I spent some time last week with a networking vendor who demonstrated to us their voice system. Only it wasn’t about phones. Or dial plans. Or even voicemail. The demo was more like…”Yeah, yeah. Voice, phones, voicemail, SRST. Blah, blah, blah. That’s boring. It’s all about *collaboration* now.” The majority of the demo was about instant messaging integration, mail system integration, ring-everywhere, etc. And video. Oh my. Video. They talked about video like it’s the revolution that’s going to save remote workers from the ignominy of having to work outside of that much loved bastion of productivity, the cubicle. Right. If I never saw my cubicle again, I’d wake up a happier man.
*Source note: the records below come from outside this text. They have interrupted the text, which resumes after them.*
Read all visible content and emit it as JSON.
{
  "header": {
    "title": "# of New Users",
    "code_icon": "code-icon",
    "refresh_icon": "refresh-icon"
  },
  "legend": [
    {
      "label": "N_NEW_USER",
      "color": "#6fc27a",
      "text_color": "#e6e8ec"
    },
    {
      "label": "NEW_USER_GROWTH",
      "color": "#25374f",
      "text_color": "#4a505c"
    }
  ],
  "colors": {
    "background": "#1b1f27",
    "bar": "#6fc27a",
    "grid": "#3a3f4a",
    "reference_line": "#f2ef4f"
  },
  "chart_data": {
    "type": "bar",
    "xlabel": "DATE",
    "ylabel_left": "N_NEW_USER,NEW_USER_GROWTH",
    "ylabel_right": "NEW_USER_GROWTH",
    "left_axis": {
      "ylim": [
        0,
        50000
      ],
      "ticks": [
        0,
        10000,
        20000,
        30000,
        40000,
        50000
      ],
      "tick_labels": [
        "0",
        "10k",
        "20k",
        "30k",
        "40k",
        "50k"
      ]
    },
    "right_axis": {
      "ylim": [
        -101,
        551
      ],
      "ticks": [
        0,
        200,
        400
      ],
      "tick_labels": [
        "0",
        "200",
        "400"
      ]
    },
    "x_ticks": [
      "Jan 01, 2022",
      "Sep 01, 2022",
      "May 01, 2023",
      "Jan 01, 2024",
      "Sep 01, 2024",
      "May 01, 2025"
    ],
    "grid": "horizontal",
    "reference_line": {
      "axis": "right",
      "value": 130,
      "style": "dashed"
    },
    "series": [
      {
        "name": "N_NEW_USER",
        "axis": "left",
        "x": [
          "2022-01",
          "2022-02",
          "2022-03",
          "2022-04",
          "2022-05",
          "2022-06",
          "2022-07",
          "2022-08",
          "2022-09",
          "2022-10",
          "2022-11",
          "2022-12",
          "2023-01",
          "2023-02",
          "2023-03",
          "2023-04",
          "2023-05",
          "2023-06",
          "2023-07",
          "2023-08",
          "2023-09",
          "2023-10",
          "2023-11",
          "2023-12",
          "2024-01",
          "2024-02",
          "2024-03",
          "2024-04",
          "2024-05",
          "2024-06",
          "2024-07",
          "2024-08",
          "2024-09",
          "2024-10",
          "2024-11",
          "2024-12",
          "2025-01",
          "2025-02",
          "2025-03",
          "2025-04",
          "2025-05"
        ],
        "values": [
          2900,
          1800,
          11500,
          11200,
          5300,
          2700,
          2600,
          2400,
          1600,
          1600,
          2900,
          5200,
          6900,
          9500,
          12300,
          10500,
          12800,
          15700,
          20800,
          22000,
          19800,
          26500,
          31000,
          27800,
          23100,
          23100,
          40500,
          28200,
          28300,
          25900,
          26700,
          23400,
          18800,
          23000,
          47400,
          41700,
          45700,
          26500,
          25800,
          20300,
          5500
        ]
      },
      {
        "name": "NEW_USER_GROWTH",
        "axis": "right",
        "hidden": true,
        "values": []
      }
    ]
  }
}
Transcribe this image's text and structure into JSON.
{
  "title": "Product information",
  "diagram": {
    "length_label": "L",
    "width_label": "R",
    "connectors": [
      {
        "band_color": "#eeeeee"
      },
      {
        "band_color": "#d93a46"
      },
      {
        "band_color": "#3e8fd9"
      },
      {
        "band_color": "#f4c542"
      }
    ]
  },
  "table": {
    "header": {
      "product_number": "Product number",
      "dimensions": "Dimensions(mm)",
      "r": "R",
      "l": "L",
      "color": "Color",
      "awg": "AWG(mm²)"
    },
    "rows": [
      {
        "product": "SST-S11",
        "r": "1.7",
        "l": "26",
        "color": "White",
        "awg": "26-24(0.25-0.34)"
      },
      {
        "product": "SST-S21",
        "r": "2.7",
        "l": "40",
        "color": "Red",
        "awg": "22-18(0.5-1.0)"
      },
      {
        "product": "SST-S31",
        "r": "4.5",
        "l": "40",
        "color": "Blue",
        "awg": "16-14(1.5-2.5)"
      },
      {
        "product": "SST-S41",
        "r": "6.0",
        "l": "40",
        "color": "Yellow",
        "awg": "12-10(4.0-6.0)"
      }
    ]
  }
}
Video on your iPhone. Video on your iPad. Video on your Android. Video with your IM client. Video-capable phones that sit on your desk. Fancy HD video phones with largish screens that could still sit on your desk. You’d think the world couldn’t communicate without seeing one another’s ugly faces.
Here’s my two cents. Video is not the new voice. I don’t want it. I don’t need it. I’ve lived quite a long time without it. While I can see some value in an HD conference room where remote participants seem to be in the room with you, I don’t get this “video everywhere” idea. Being able to see people remotely is fun. A novelty. Or put another way…video is more of a toy and less of a business need. Something to stroke the ego of executives who think they need to see and be seen every time they open their mouths. I don’t see the business problem video solves, or we’d have had it sooner. I installed video conferencing gear over a decade ago. It’s not like the technology is new.
On the other hand, I do see problems ubiquitous video could create.
- Hardware upgrades required. Phone with cameras. Phones with screens. Cameras for workstations that don’t have one built-in. $.
- Software upgrades required and/or license upgrades required. $.
- Bandwidth upgrades required. No matter how you slice it, video eats bits. Start pumping video across the wide area, and you’ll eat those expensive bits faster. Much faster, especially if you try to crank up the stream quality. So getcha a bigger pipe. Oh, and maybe a bigger router to go with it, because that 27xx terminating that T1/E1 you’ve been hanging onto maybe ain’t gonna cut it anymore. $.
- QoS challenges. So you finally sorted out QoS for your audio streams, and don’t have that many call quality complaints now. Great! Welcome to video, where you can work on that same project again. Not that bad, those of you that have done it? Well, there must be something to it. Cisco didn’t come up with Medianet because of how straightforward the issues are to overcome.
- Client challenges. I can hear it now…my IM client can’t use my camera because something else is using it! What do I do? Etc. Bah. Who needs that sort of a support headache?
You know that Skype includes free video, right? How often do I use it? Let me see…almost never. Why? I don’t need to see who I’m talking to, and most of the time, I’m multitasking anyway. I’m not even looking at them. Plus…cameras are never aimed quite right. When you are looking at the remote video, the person on the other side is almost never looking AT you. They are looking off to the side, or down at their keyboard, whatever. It’s more like voyeurism then having a face-to-face conversation.
Seriously. We can live without video everywhere. And I’m betting most businesses are going to feel the same way.
Am I missing it? Is video *all that*?